A
RUA DE SANTO ANTÓNIO
Era nas águas-furtadas a nossa casa. Era velha
e com poucas condições, mas tinha uma claraboia, por onde, quando havia,
entrava a luz do sol. Era no número vinte e um da rua de Santo António, quase
no coração da cidade. No rés-do-chão, era a mercearia do senhor António
Canaveira.
Em frente, havia uma agência de viagens, onde
trabalhava uma rapariga vistosa, com quem, na solidão dos meus pensamentos, fiz
as primeiras grandes viagens.
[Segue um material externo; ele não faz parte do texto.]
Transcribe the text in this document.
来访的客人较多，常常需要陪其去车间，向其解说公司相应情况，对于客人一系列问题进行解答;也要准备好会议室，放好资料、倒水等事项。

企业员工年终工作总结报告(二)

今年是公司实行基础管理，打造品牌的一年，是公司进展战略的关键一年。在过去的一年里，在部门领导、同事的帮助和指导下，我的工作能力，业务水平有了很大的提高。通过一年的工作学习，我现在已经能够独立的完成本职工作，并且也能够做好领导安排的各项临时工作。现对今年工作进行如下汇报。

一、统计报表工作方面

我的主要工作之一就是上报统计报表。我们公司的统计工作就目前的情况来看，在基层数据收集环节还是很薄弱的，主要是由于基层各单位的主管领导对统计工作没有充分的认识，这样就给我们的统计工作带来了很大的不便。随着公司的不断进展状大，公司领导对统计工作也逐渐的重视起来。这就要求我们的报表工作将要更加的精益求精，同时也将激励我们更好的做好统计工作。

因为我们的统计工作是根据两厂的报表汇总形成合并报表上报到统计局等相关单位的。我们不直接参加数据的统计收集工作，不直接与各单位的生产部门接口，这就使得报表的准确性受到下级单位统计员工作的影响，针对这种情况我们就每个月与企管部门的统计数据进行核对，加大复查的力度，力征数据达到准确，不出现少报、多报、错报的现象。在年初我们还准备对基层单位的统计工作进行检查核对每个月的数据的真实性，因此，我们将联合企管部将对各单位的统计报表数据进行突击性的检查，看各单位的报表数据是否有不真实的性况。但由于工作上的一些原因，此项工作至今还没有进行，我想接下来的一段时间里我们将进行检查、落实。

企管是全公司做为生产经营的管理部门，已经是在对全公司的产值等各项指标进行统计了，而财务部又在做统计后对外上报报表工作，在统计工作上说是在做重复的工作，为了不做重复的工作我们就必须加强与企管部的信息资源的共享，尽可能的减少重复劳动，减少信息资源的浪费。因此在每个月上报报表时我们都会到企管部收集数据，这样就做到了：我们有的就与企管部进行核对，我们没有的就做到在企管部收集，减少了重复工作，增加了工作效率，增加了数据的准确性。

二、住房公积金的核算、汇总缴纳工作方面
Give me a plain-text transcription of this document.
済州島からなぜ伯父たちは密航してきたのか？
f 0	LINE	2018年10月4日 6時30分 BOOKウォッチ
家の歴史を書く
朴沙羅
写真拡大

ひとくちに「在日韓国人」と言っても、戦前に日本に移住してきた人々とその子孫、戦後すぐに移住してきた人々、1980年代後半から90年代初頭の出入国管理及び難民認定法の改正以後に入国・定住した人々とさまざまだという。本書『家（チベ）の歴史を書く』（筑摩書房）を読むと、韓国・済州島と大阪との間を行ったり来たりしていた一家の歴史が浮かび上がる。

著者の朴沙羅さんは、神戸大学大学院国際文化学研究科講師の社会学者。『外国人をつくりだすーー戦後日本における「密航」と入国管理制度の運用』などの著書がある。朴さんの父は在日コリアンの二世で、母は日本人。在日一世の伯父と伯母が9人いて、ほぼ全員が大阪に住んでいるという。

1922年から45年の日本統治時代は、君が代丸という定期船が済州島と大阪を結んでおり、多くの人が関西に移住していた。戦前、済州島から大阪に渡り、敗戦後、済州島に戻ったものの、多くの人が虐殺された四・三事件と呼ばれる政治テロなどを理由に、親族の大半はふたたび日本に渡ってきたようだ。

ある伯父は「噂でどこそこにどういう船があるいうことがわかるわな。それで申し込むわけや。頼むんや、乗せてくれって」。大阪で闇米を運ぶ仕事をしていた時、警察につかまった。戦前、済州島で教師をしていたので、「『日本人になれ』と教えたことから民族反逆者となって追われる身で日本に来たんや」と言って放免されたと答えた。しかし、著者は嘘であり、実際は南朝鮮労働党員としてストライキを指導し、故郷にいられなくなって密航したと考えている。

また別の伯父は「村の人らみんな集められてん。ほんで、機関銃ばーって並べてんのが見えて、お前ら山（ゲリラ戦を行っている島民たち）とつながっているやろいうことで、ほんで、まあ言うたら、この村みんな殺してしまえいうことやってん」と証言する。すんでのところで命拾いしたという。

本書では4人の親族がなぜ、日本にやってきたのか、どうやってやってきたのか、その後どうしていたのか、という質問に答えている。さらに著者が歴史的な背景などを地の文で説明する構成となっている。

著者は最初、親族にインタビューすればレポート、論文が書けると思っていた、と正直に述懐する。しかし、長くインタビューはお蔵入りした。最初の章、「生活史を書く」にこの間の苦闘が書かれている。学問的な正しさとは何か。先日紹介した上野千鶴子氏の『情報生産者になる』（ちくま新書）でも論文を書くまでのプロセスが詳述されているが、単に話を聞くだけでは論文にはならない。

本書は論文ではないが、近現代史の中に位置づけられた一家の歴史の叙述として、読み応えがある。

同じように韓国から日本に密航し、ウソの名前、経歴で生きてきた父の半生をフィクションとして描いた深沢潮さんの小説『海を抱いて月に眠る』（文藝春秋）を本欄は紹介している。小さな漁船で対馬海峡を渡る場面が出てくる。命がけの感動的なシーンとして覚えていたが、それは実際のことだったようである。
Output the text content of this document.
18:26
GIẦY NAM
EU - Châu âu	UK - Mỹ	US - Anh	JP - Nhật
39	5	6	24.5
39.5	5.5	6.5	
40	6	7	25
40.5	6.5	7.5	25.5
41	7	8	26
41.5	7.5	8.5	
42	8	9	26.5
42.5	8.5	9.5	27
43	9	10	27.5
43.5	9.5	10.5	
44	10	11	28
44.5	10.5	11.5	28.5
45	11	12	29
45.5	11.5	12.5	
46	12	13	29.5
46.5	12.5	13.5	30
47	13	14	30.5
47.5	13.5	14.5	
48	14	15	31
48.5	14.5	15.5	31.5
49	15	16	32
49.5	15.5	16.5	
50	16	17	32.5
Era uma rapariga alegre, que vestia roupas
alegres e tinha um sorriso alegre e branco e amplo e um corpo ágil de gazela.
Um dia a agência fechou as portas e a rapariga mudou de ares, qual ave de
arribação. Se me tivesse pedido, apesar da idade, creio bem que tinha partido
com ela. Ah, como batia forte e apressado, naqueles dias, o meu pobre coração!
E
o tempo, esse inigualável fazedor, fluía placidamente. Placidamente, que é
assim que deverá fluir o tempo. E tudo era normal e rotineiro, até a passagem
diário do batalhão, o seis de caçadores, que passava na rua de Santo António ao
som do tã…tão…tã-ta-ra-rã dos tambores e do op, dois, erdo, direito dos cabos
milicianos.
A
nossa casa era nas águas-furtadas do número vinte e um da rua de Santo António
e era a foz de um rio de gente que ali vinha pedir um pequeno favor, como
visitar, no hospital, um doente ou comer um simples prato de sopa.
Aquelas
águas-furtadas eram a casa da gente.